Quelles sont les contraintes techniques qui pourraient s'opposer à un tel projet ?  Quels sont les délais envisageables pour en arriver à une telle révolution du transport ?

Les contraintes sont à la fois dans les détails et les dimensions hors norme de l'engin envisagé : 106 m de haut et 4400 tonnes au décollage ! Dans les détails, car si toutes les techniques requises existent, certaines sont très poussées. Je pense plus particulièrement aux gigantesques réservoirs en fibre de carbone pour le méthane et l'oxygène liquides qui y seront stockés à des températures très basses, environ -180 °C, ce qui implique des contraintes énormes. Il ne faut pas oublier les propulseurs Raptor qui présentent des performances importantes et donc à nouveau des contraintes très fortes en ce qui concerne par exemple la pression de la chambre de combustion. En plus il faudra gérer simultanément 31 de ces moteurs pour le premier étage du BFR ! Mais il est à noter 2 choses. Tout d'abord le BFR d'Elon Musk n'est pas qu'une fusée de papier. Elle capitalise sur certains concepts que SpaceX emploie aujourd'hui avec succès sur ses fusées Falcon 9, notamment la phase de retour rétropropulsé du premier étage. De plus, les équipes de SpaceX ont concrètement testé un prototype de réservoir en fibre de carbone jusqu'à sa pression de rupture. Un test couteux ! De même, le propulseur haute performance Raptor est en développement et là aussi les tests ont commencé.
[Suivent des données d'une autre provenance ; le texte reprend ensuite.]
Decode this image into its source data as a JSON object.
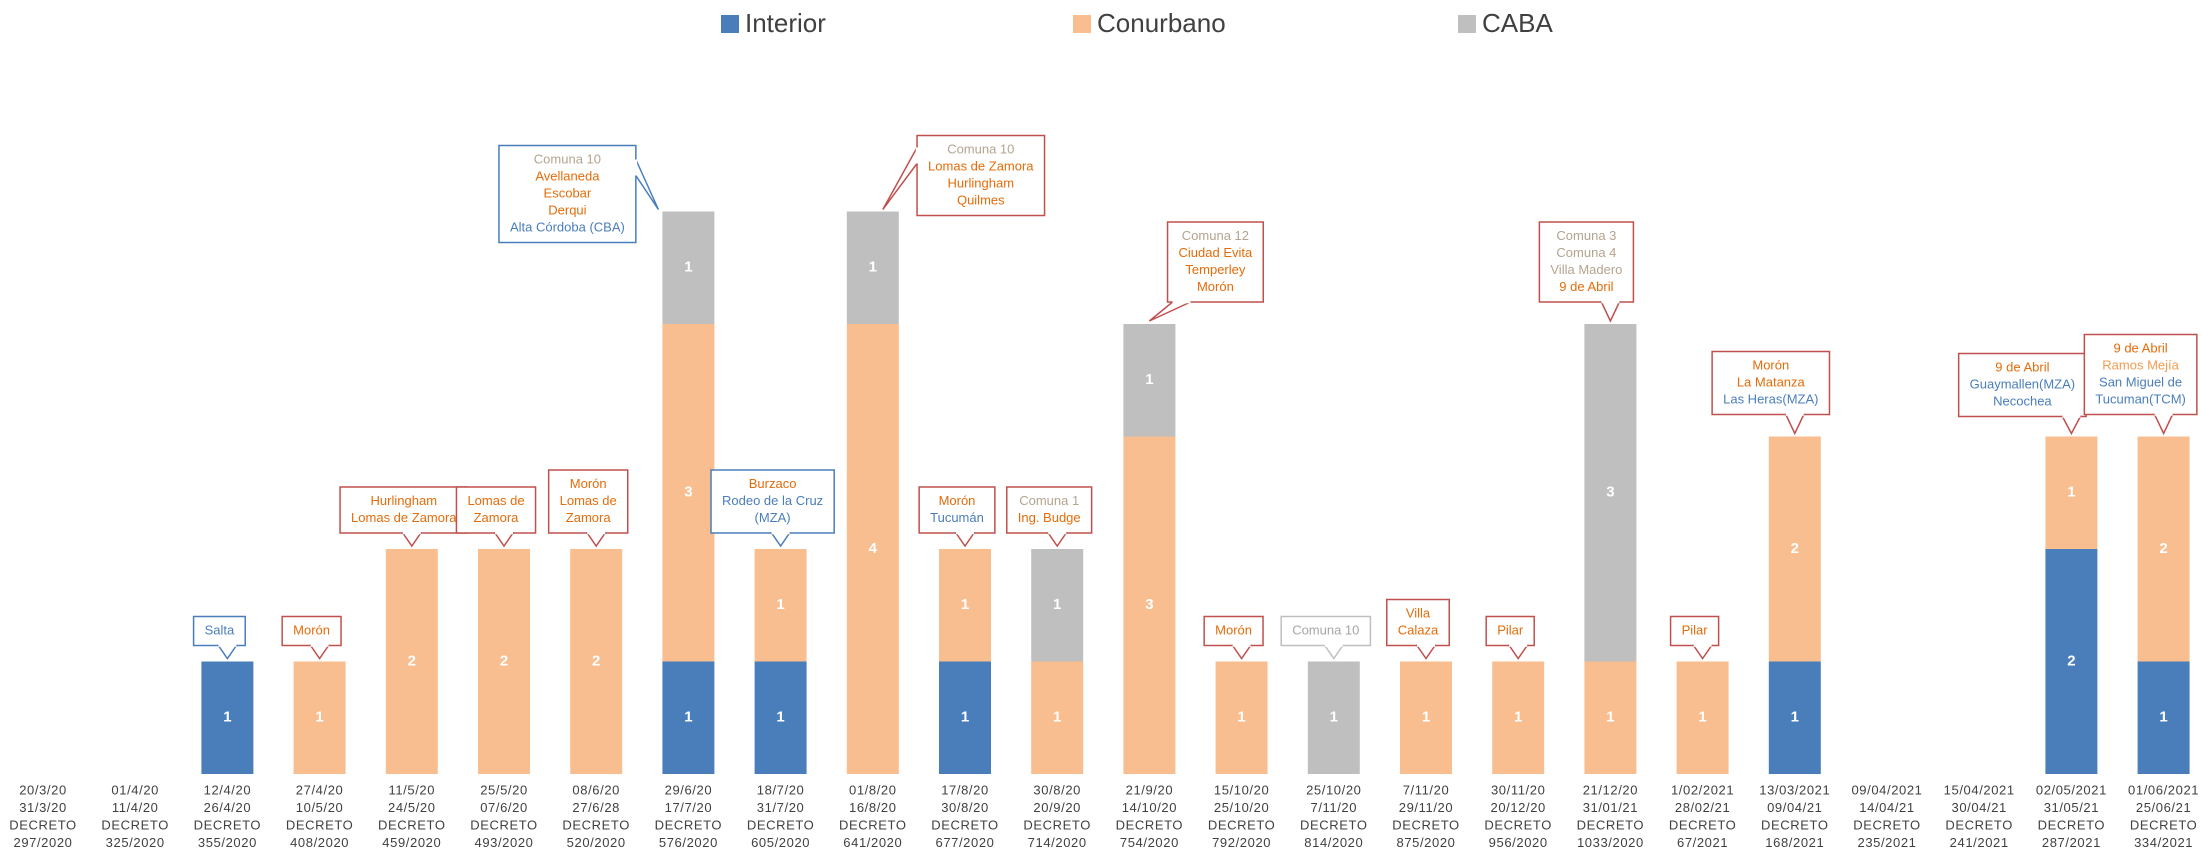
{
  "chart_data": {
    "type": "stacked_bar",
    "categories": [
      [
        "20/3/20",
        "31/3/20",
        "DECRETO",
        "297/2020"
      ],
      [
        "01/4/20",
        "11/4/20",
        "DECRETO",
        "325/2020"
      ],
      [
        "12/4/20",
        "26/4/20",
        "DECRETO",
        "355/2020"
      ],
      [
        "27/4/20",
        "10/5/20",
        "DECRETO",
        "408/2020"
      ],
      [
        "11/5/20",
        "24/5/20",
        "DECRETO",
        "459/2020"
      ],
      [
        "25/5/20",
        "07/6/20",
        "DECRETO",
        "493/2020"
      ],
      [
        "08/6/20",
        "27/6/28",
        "DECRETO",
        "520/2020"
      ],
      [
        "29/6/20",
        "17/7/20",
        "DECRETO",
        "576/2020"
      ],
      [
        "18/7/20",
        "31/7/20",
        "DECRETO",
        "605/2020"
      ],
      [
        "01/8/20",
        "16/8/20",
        "DECRETO",
        "641/2020"
      ],
      [
        "17/8/20",
        "30/8/20",
        "DECRETO",
        "677/2020"
      ],
      [
        "30/8/20",
        "20/9/20",
        "DECRETO",
        "714/2020"
      ],
      [
        "21/9/20",
        "14/10/20",
        "DECRETO",
        "754/2020"
      ],
      [
        "15/10/20",
        "25/10/20",
        "DECRETO",
        "792/2020"
      ],
      [
        "25/10/20",
        "7/11/20",
        "DECRETO",
        "814/2020"
      ],
      [
        "7/11/20",
        "29/11/20",
        "DECRETO",
        "875/2020"
      ],
      [
        "30/11/20",
        "20/12/20",
        "DECRETO",
        "956/2020"
      ],
      [
        "21/12/20",
        "31/01/21",
        "DECRETO",
        "1033/2020"
      ],
      [
        "1/02/2021",
        "28/02/21",
        "DECRETO",
        "67/2021"
      ],
      [
        "13/03/2021",
        "09/04/21",
        "DECRETO",
        "168/2021"
      ],
      [
        "09/04/2021",
        "14/04/21",
        "DECRETO",
        "235/2021"
      ],
      [
        "15/04/2021",
        "30/04/21",
        "DECRETO",
        "241/2021"
      ],
      [
        "02/05/2021",
        "31/05/21",
        "DECRETO",
        "287/2021"
      ],
      [
        "01/06/2021",
        "25/06/21",
        "DECRETO",
        "334/2021"
      ]
    ],
    "series": [
      {
        "name": "Interior",
        "color": "#4a7ebb",
        "values": [
          0,
          0,
          1,
          0,
          0,
          0,
          0,
          1,
          1,
          0,
          1,
          0,
          0,
          0,
          0,
          0,
          0,
          0,
          0,
          1,
          0,
          0,
          2,
          1
        ]
      },
      {
        "name": "Conurbano",
        "color": "#f9be8f",
        "values": [
          0,
          0,
          0,
          1,
          2,
          2,
          2,
          3,
          1,
          4,
          1,
          1,
          3,
          1,
          0,
          1,
          1,
          1,
          1,
          2,
          0,
          0,
          1,
          2
        ]
      },
      {
        "name": "CABA",
        "color": "#bfbfbf",
        "values": [
          0,
          0,
          0,
          0,
          0,
          0,
          0,
          1,
          0,
          1,
          0,
          1,
          1,
          0,
          1,
          0,
          0,
          3,
          0,
          0,
          0,
          0,
          0,
          0
        ]
      }
    ],
    "ylim": [
      0,
      7
    ],
    "annotations": [
      null,
      null,
      {
        "border": "#4a7ebb",
        "lines": [
          {
            "text": "Salta",
            "color": "#4a7ebb"
          }
        ]
      },
      {
        "border": "#c0504d",
        "lines": [
          {
            "text": "Morón",
            "color": "#e46c0a"
          }
        ]
      },
      {
        "border": "#c0504d",
        "lines": [
          {
            "text": "Hurlingham",
            "color": "#e46c0a"
          },
          {
            "text": "Lomas de Zamora",
            "color": "#e46c0a"
          }
        ]
      },
      {
        "border": "#c0504d",
        "lines": [
          {
            "text": "Lomas de",
            "color": "#e46c0a"
          },
          {
            "text": "Zamora",
            "color": "#e46c0a"
          }
        ]
      },
      {
        "border": "#c0504d",
        "lines": [
          {
            "text": "Morón",
            "color": "#e46c0a"
          },
          {
            "text": "Lomas de",
            "color": "#e46c0a"
          },
          {
            "text": "Zamora",
            "color": "#e46c0a"
          }
        ]
      },
      {
        "border": "#4a7ebb",
        "lines": [
          {
            "text": "Comuna 10",
            "color": "#b4a48f"
          },
          {
            "text": "Avellaneda",
            "color": "#e46c0a"
          },
          {
            "text": "Escobar",
            "color": "#e46c0a"
          },
          {
            "text": "Derqui",
            "color": "#e46c0a"
          },
          {
            "text": "Alta Córdoba (CBA)",
            "color": "#4a7ebb"
          }
        ]
      },
      {
        "border": "#4a7ebb",
        "lines": [
          {
            "text": "Burzaco",
            "color": "#e46c0a"
          },
          {
            "text": "Rodeo de la Cruz",
            "color": "#4a7ebb"
          },
          {
            "text": "(MZA)",
            "color": "#4a7ebb"
          }
        ]
      },
      {
        "border": "#c0504d",
        "lines": [
          {
            "text": "Comuna 10",
            "color": "#b4a48f"
          },
          {
            "text": "Lomas de Zamora",
            "color": "#e46c0a"
          },
          {
            "text": "Hurlingham",
            "color": "#e46c0a"
          },
          {
            "text": "Quilmes",
            "color": "#e46c0a"
          }
        ]
      },
      {
        "border": "#c0504d",
        "lines": [
          {
            "text": "Morón",
            "color": "#e46c0a"
          },
          {
            "text": "Tucumán",
            "color": "#4a7ebb"
          }
        ]
      },
      {
        "border": "#c0504d",
        "lines": [
          {
            "text": "Comuna 1",
            "color": "#b4a48f"
          },
          {
            "text": "Ing. Budge",
            "color": "#e46c0a"
          }
        ]
      },
      {
        "border": "#c0504d",
        "lines": [
          {
            "text": "Comuna 12",
            "color": "#b4a48f"
          },
          {
            "text": "Ciudad Evita",
            "color": "#e46c0a"
          },
          {
            "text": "Temperley",
            "color": "#e46c0a"
          },
          {
            "text": "Morón",
            "color": "#e46c0a"
          }
        ]
      },
      {
        "border": "#c0504d",
        "lines": [
          {
            "text": "Morón",
            "color": "#e46c0a"
          }
        ]
      },
      {
        "border": "#bfbfbf",
        "lines": [
          {
            "text": "Comuna 10",
            "color": "#a6a6a6"
          }
        ]
      },
      {
        "border": "#c0504d",
        "lines": [
          {
            "text": "Villa",
            "color": "#e46c0a"
          },
          {
            "text": "Calaza",
            "color": "#e46c0a"
          }
        ]
      },
      {
        "border": "#c0504d",
        "lines": [
          {
            "text": "Pilar",
            "color": "#e46c0a"
          }
        ]
      },
      {
        "border": "#c0504d",
        "lines": [
          {
            "text": "Comuna 3",
            "color": "#b4a48f"
          },
          {
            "text": "Comuna 4",
            "color": "#b4a48f"
          },
          {
            "text": "Villa Madero",
            "color": "#b4a48f"
          },
          {
            "text": "9 de Abril",
            "color": "#e46c0a"
          }
        ]
      },
      {
        "border": "#c0504d",
        "lines": [
          {
            "text": "Pilar",
            "color": "#e46c0a"
          }
        ]
      },
      {
        "border": "#c0504d",
        "lines": [
          {
            "text": "Morón",
            "color": "#e46c0a"
          },
          {
            "text": "La Matanza",
            "color": "#e46c0a"
          },
          {
            "text": "Las Heras(MZA)",
            "color": "#4a7ebb"
          }
        ]
      },
      null,
      null,
      {
        "border": "#c0504d",
        "lines": [
          {
            "text": "9 de Abril",
            "color": "#e46c0a"
          },
          {
            "text": "Guaymallen(MZA)",
            "color": "#4a7ebb"
          },
          {
            "text": "Necochea",
            "color": "#4a7ebb"
          }
        ]
      },
      {
        "border": "#c0504d",
        "lines": [
          {
            "text": "9 de Abril",
            "color": "#e46c0a"
          },
          {
            "text": "Ramos Mejía",
            "color": "#f39c50"
          },
          {
            "text": "San Miguel de",
            "color": "#4a7ebb"
          },
          {
            "text": "Tucuman(TCM)",
            "color": "#4a7ebb"
          }
        ]
      }
    ]
  }
}
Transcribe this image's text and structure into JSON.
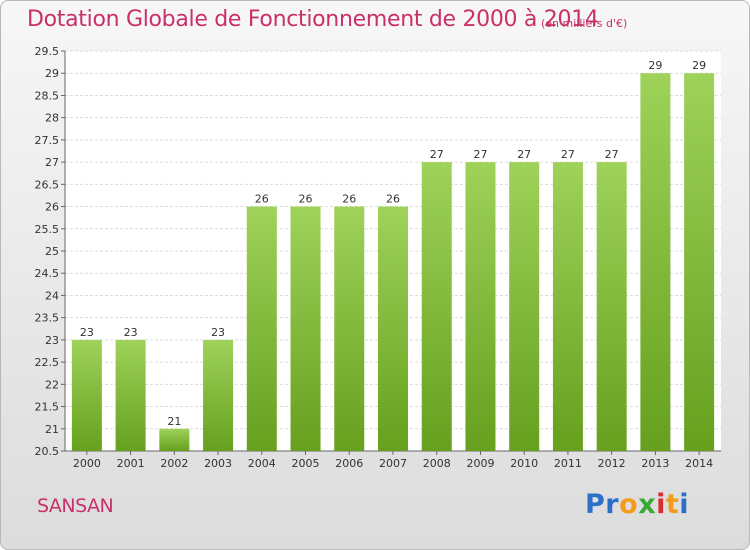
{
  "header": {
    "title": "Dotation Globale de Fonctionnement de 2000 à 2014",
    "unit": "(en milliers d'€)"
  },
  "footer": {
    "commune": "SANSAN",
    "logo_letters": [
      "P",
      "r",
      "o",
      "x",
      "i",
      "t",
      "i"
    ]
  },
  "colors": {
    "accent": "#c8306a",
    "bar_light": "#9ed25a",
    "bar_dark": "#66a01e",
    "logo": [
      "#2b6fc9",
      "#2b6fc9",
      "#f39c1a",
      "#39a935",
      "#d62f2f",
      "#f39c1a",
      "#2b6fc9"
    ]
  },
  "chart_data": {
    "type": "bar",
    "categories": [
      "2000",
      "2001",
      "2002",
      "2003",
      "2004",
      "2005",
      "2006",
      "2007",
      "2008",
      "2009",
      "2010",
      "2011",
      "2012",
      "2013",
      "2014"
    ],
    "values": [
      23,
      23,
      21,
      23,
      26,
      26,
      26,
      26,
      27,
      27,
      27,
      27,
      27,
      29,
      29
    ],
    "data_labels": [
      "23",
      "23",
      "21",
      "23",
      "26",
      "26",
      "26",
      "26",
      "27",
      "27",
      "27",
      "27",
      "27",
      "29",
      "29"
    ],
    "title": "Dotation Globale de Fonctionnement de 2000 à 2014",
    "subtitle": "(en milliers d'€)",
    "xlabel": "",
    "ylabel": "",
    "ylim": [
      20.5,
      29.5
    ],
    "yticks": [
      20.5,
      21,
      21.5,
      22,
      22.5,
      23,
      23.5,
      24,
      24.5,
      25,
      25.5,
      26,
      26.5,
      27,
      27.5,
      28,
      28.5,
      29,
      29.5
    ],
    "ytick_labels": [
      "20.5",
      "21",
      "21.5",
      "22",
      "22.5",
      "23",
      "23.5",
      "24",
      "24.5",
      "25",
      "25.5",
      "26",
      "26.5",
      "27",
      "27.5",
      "28",
      "28.5",
      "29",
      "29.5"
    ],
    "grid": true,
    "legend": "none"
  }
}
Le gros problème reste le calendrier qui, comme toujours avec Elon Musk, s'avère optimiste. Il a même plaisanté à ce sujet lors de sa conférence au congrès d'astronautique que vous évoquez puisqu'il envisage les premiers vols habités sur Mars avant 2030. Pourquoi je vous parle de Mars ? Car l'énorme engin présenté pour des voyages rapides à l'autre bout du monde est un dérivé de celui qui doit faire d'une réalité les vols habités vers Mars. Il ne faut pas oublier que la société d'Elon Musk, SpaceX, accomplit des vols cargo vers la Station Spatiale Internationale pour le compte de la NASA, sous contrat, et doit bientôt y transporter les astronautes de cette agence. Avec ce concept, Musk souligne que son rêve martien repose sur un engin qui peut servir aux projets de la NASA qu'il s'agisse de la Station Spatiale Internationale (il a montré une version de l'engin allant vers cette station) ou pour aider à l'établissement d'une base lunaire. Au final, le calendrier dépendra, outre les défis du développement technique, des investissements. Et la version permettant des vols longue distance sur notre planète en moins d'une heure adresse un message clair aux investisseurs : c'est un moyen de rentabiliser plus rapidement une infrastructure qui coutera au bas mot dans les 10 milliards de dollars à mettre au point.

Dans le cas ou tel projet arrivait à son terme, quelles seraient les conditions de transport à envisager pour les passagers ? Comment pourrait se dérouler un tel "vol" pour une personne non préparée ?

Le profil de vol n'a pas été détaillé, mais ce qui est montré semble avoir les caractéristiques classiques d'un vol suborbital. Ceci implique au décollage éventuellement jusqu'à 3g, donc les passagers subiront 3 fois leur poids. Et peut-être un peu plus en phase de retour lors de la décélération. Et entre les deux, il y aura une phase d'impesanteur. Ce ne sont pas des conditions trop difficiles à supporter sur le plan de la santé, mais ce peut être clairement inconfortable pour du transport de masse de style aérien. Il sera intéressant de voir si les ingénieurs de SpaceX peuvent mettre au point un profil de vol plus "doux".